Saturday 7 September 2013

Maggies final adventure.


This week began sadly.

On Monday, it was a beautiful day and we spent it outside, building the stone retaining wall. The patio doors were open and we were in and out all day.
After eating our own dinner, I went to grab a shower before my night shift and left Euan to feed the animals. That was when we realised little Maggie, our blind elderly cat wasn't there.
She was always the first in the queue at dinner time-beginning her 'feed me' bleating at 6pm on the dot. Its quite funny to watch her racing through from the kitchen and making a sharp right into the utility room -she has only missed the doorway gap a few times and ran straight into it.
But she wasn't there. She wasn't anywhere.
We panicked, neither of us could remember when we last saw her after breakfast, we hadn't noticed her all day, we had been too preoccupied. I phoned work and said I had a family emergency and we frantically searched the garden and area immediately around the house. Maggie is so brave and loves being outside but she hasn't left the garden since we moved in a year ago. We ran up the driveway anyway, which is 1/2 mile long all the way to the road calling her. The farmer has recently harvested his barley fields and has ploughed and re-sown the fields so they are brown and flat all around us in every direction. Maggie is white- she would stand out a mile off. We were out looking for her well past dark, combing the ditches, woods and fields and then we turned the house upside down.
Its about a mile to the nearest house. There was no way she would get that far.

She just vanished. I cried myself to sleep worrying about her, all alone out there somewhere, cold and scared. I was terrified that a fox had taken her or a buzzard. Neither of us got much sleep, every noise outside made us run to the door thinking she had found her way home.
We were out again first thing, re-checking everywhere but by this time, the realisation that we would not see her again was sinking in. She was very frail, more so in the last few weeks and completely blind.
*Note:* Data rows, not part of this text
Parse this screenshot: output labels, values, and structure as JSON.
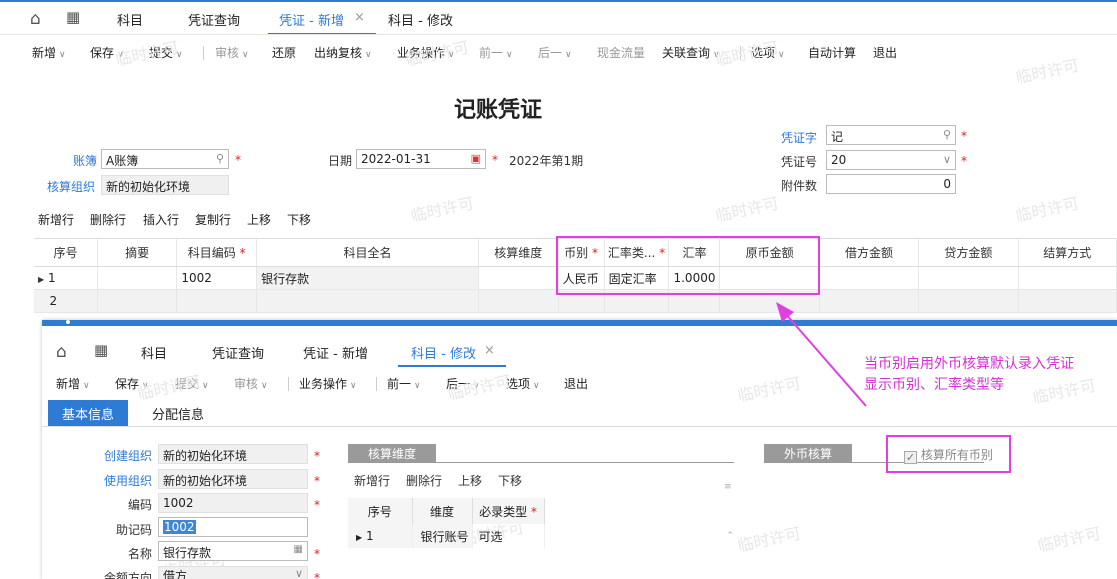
{
  "top_tabs": {
    "home_icon": "home-icon",
    "apps_icon": "grid-icon",
    "items": [
      {
        "label": "科目"
      },
      {
        "label": "凭证查询"
      },
      {
        "label": "凭证 - 新增"
      },
      {
        "label": "科目 - 修改"
      }
    ],
    "close_glyph": "×"
  },
  "toolbar": {
    "new": "新增",
    "save": "保存",
    "submit": "提交",
    "audit": "审核",
    "restore": "还原",
    "cashier_review": "出纳复核",
    "business_ops": "业务操作",
    "prev": "前一",
    "next": "后一",
    "cash_flow": "现金流量",
    "related_query": "关联查询",
    "options": "选项",
    "auto_calc": "自动计算",
    "exit": "退出"
  },
  "watermark": "临时许可",
  "voucher": {
    "title": "记账凭证",
    "book_label": "账簿",
    "book_value": "A账簿",
    "acct_org_label": "核算组织",
    "acct_org_value": "新的初始化环境",
    "date_label": "日期",
    "date_value": "2022-01-31",
    "period_text": "2022年第1期",
    "voucher_word_label": "凭证字",
    "voucher_word_value": "记",
    "voucher_no_label": "凭证号",
    "voucher_no_value": "20",
    "attach_label": "附件数",
    "attach_value": "0",
    "required_mark": "*"
  },
  "entry_toolbar": {
    "add_row": "新增行",
    "delete_row": "删除行",
    "insert_row": "插入行",
    "copy_row": "复制行",
    "move_up": "上移",
    "move_down": "下移"
  },
  "grid": {
    "headers": [
      "序号",
      "摘要",
      "科目编码",
      "科目全名",
      "核算维度",
      "币别",
      "汇率类...",
      "汇率",
      "原币金额",
      "借方金额",
      "贷方金额",
      "结算方式"
    ],
    "rows": [
      {
        "seq": "1",
        "summary": "",
        "acct_code": "1002",
        "acct_name": "银行存款",
        "dim": "",
        "currency": "人民币",
        "rate_type": "固定汇率",
        "rate": "1.0000",
        "orig": "",
        "debit": "",
        "credit": "",
        "settle": ""
      },
      {
        "seq": "2",
        "summary": "",
        "acct_code": "",
        "acct_name": "",
        "dim": "",
        "currency": "",
        "rate_type": "",
        "rate": "",
        "orig": "",
        "debit": "",
        "credit": "",
        "settle": ""
      }
    ]
  },
  "overlay": {
    "tabs": [
      {
        "label": "科目"
      },
      {
        "label": "凭证查询"
      },
      {
        "label": "凭证 - 新增"
      },
      {
        "label": "科目 - 修改"
      }
    ],
    "toolbar": {
      "new": "新增",
      "save": "保存",
      "submit": "提交",
      "audit": "审核",
      "business_ops": "业务操作",
      "prev": "前一",
      "next": "后一",
      "options": "选项",
      "exit": "退出"
    },
    "subtabs": [
      "基本信息",
      "分配信息"
    ],
    "form": {
      "create_org_label": "创建组织",
      "create_org_value": "新的初始化环境",
      "use_org_label": "使用组织",
      "use_org_value": "新的初始化环境",
      "code_label": "编码",
      "code_value": "1002",
      "mnemonic_label": "助记码",
      "mnemonic_value": "1002",
      "name_label": "名称",
      "name_value": "银行存款",
      "balance_dir_label": "余额方向",
      "balance_dir_value": "借方"
    },
    "dim_section": {
      "title": "核算维度",
      "add_row": "新增行",
      "delete_row": "删除行",
      "move_up": "上移",
      "move_down": "下移",
      "headers": [
        "序号",
        "维度",
        "必录类型"
      ],
      "rows": [
        {
          "seq": "1",
          "dim": "银行账号",
          "type": "可选"
        }
      ]
    },
    "fx_section": {
      "title": "外币核算",
      "checkbox_label": "核算所有币别",
      "checked": true
    }
  },
  "annotation": {
    "line1": "当币别启用外币核算默认录入凭证",
    "line2": "显示币别、汇率类型等",
    "color": "#d530d5"
  }
}
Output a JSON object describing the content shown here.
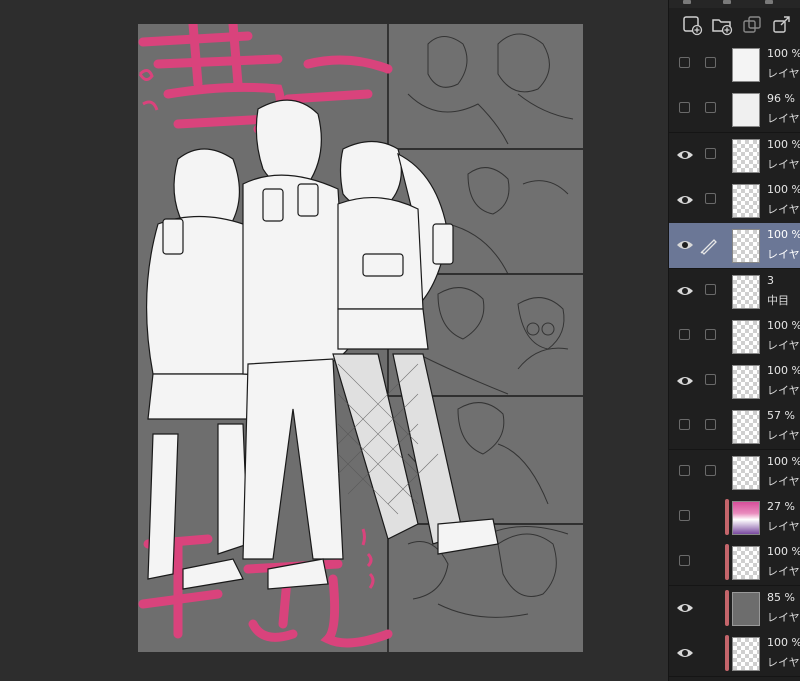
{
  "canvas": {
    "artwork_alt": "Manga-style line art of three characters holding drinks on a gray background with pink brush text",
    "background_color": "#6e6e6e",
    "accent_color": "#d9437c"
  },
  "layer_panel": {
    "toolbar_icons": [
      "new-layer-icon",
      "new-folder-icon",
      "copy-layer-icon",
      "export-layer-icon"
    ],
    "layers": [
      {
        "visible": false,
        "opacity": "100 %",
        "name": "レイヤー",
        "thumb": "white"
      },
      {
        "visible": false,
        "opacity": "96 %",
        "name": "レイヤー",
        "thumb": "photo"
      },
      {
        "visible": true,
        "opacity": "100 %",
        "name": "レイヤー",
        "thumb": "checker"
      },
      {
        "visible": true,
        "opacity": "100 %",
        "name": "レイヤー",
        "thumb": "checker"
      },
      {
        "visible": true,
        "opacity": "100 %",
        "name": "レイヤー",
        "thumb": "checker",
        "selected": true,
        "pen": true
      },
      {
        "visible": true,
        "opacity": "3",
        "name": "中目",
        "thumb": "checker",
        "folder": true
      },
      {
        "visible": false,
        "opacity": "100 %",
        "name": "レイヤー",
        "thumb": "checker"
      },
      {
        "visible": true,
        "opacity": "100 %",
        "name": "レイヤー",
        "thumb": "checker"
      },
      {
        "visible": false,
        "opacity": "57 %",
        "name": "レイヤー",
        "thumb": "checker"
      },
      {
        "visible": false,
        "opacity": "100 %",
        "name": "レイヤー",
        "thumb": "checker"
      },
      {
        "visible": false,
        "opacity": "27 %",
        "name": "レイヤー",
        "thumb": "gradient",
        "red_strip": true
      },
      {
        "visible": false,
        "opacity": "100 %",
        "name": "レイヤー",
        "thumb": "checker",
        "red_strip": true
      },
      {
        "visible": true,
        "opacity": "85 %",
        "name": "レイヤー",
        "thumb": "gray",
        "red_strip": true
      },
      {
        "visible": true,
        "opacity": "100 %",
        "name": "レイヤー",
        "thumb": "checker",
        "red_strip": true
      }
    ]
  }
}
We both began to feel that she wasn't really lost, she had simply slipped away to hide and spend her last moments alone. It was heart-breaking.

At work on Wednesday I kept to myself, I didn't want to talk to anyone, I was too upset. I know we both secretly hoped that when we pulled up at the house that night, she would be there to meet us. She wasn't of course. The best we could hope for was to find her little body; if she had gotten lost, there was no way she could survive two nights out in the open.
I didnt want to give up and Euan knew that I was finding it really hard to accept she was dead -that night he found a butterfly sleeping in our wardrobe -he said that it was Maggie, she had turned into a butterfly and flown up to heaven.

On Thursday morning at work, I went onto the local Cats Protection webpage, I don't know why really. There was a message on the noticeboard asking for suggestions for a location for a car boot sale so I sent a response suggesting the village park in Luthermuir. At the end of my message, I decided to just add that we had lost our little blind cat in the unlikely event that someone found her in the woods and thought she had been abandoned. I did not expect to get a reply.

My heart jumped out of my chest when I opened an email a few hours later from the CP saying that a cat that sounded like Maggie had been handed in to a Vets in Brechin. I was shaking too much to phone them myself so I texted Euan, who was also at work and asked him to call.
I told myself over and over while I waited for him to call me back....'it wont be her, dont get upset when he tells you, you know it cant be her'
But....it was her. It was Maggie. A lady had found her at a nearby farm, and brought her in.
Euan's crew was about to leave his fire station on a shout when he got my text and he asked his crew manager if they could hang back a minute while he made the call. They all knew we had lost our cat (don't worry, it wasn't a serious incident they were heading to) and he said he had to stop himself from crying like an idiot in front of his crew when they described little blind Maggie over the phone.

The Vet told us that she was in quite a state when she was brought in and with her age and blindness they very nearly put her to sleep.............but she perked up after some food and a drink and then they were contacted by the Cats Protection lady who works with them about my email!
I still cant believe it-it feels like a miracle. To get to where she was found, Maggie, who cannot see a thing and is just a tiny bag of bones, had walked over a mile through ditches, woods and farmland, along a country road and survived 3 days without food or water at her age. She made it to a house in what's mostly just farmland in every direction, someone kind found her who bothered to pick her up and take her to a Vet.
It was sheer chance that I sent that message to the CP, a message really about the Boot sale!
Although I had phoned our own Vet because Maggie is micro-chipped, I didn't think to phone any other Vet! Given where we live, its not like she would be shut in someone's garage so we didn't see any point in posters or anything like that. We didn't think she could have made it out of the garden in all seriousness.

She started meowing and purring as soon as we came into the room at the Vets- she must have heard our voices in the hall and they said she hadn't made a sound before that.
She is now curled up in her bed at home, where she belongs.


We know she isn't going to last forever, maybe not even that much longer but it was agony not knowing what had happened to her and I just cannot believe we got her back.
Euan and I  (okay Euan, more than me- but I helped) made a big carrot cake and took it round to the lady who found her to say thank you.
The week ended much better than it had begun. Life eh? Sometimes you just cant believe what happens.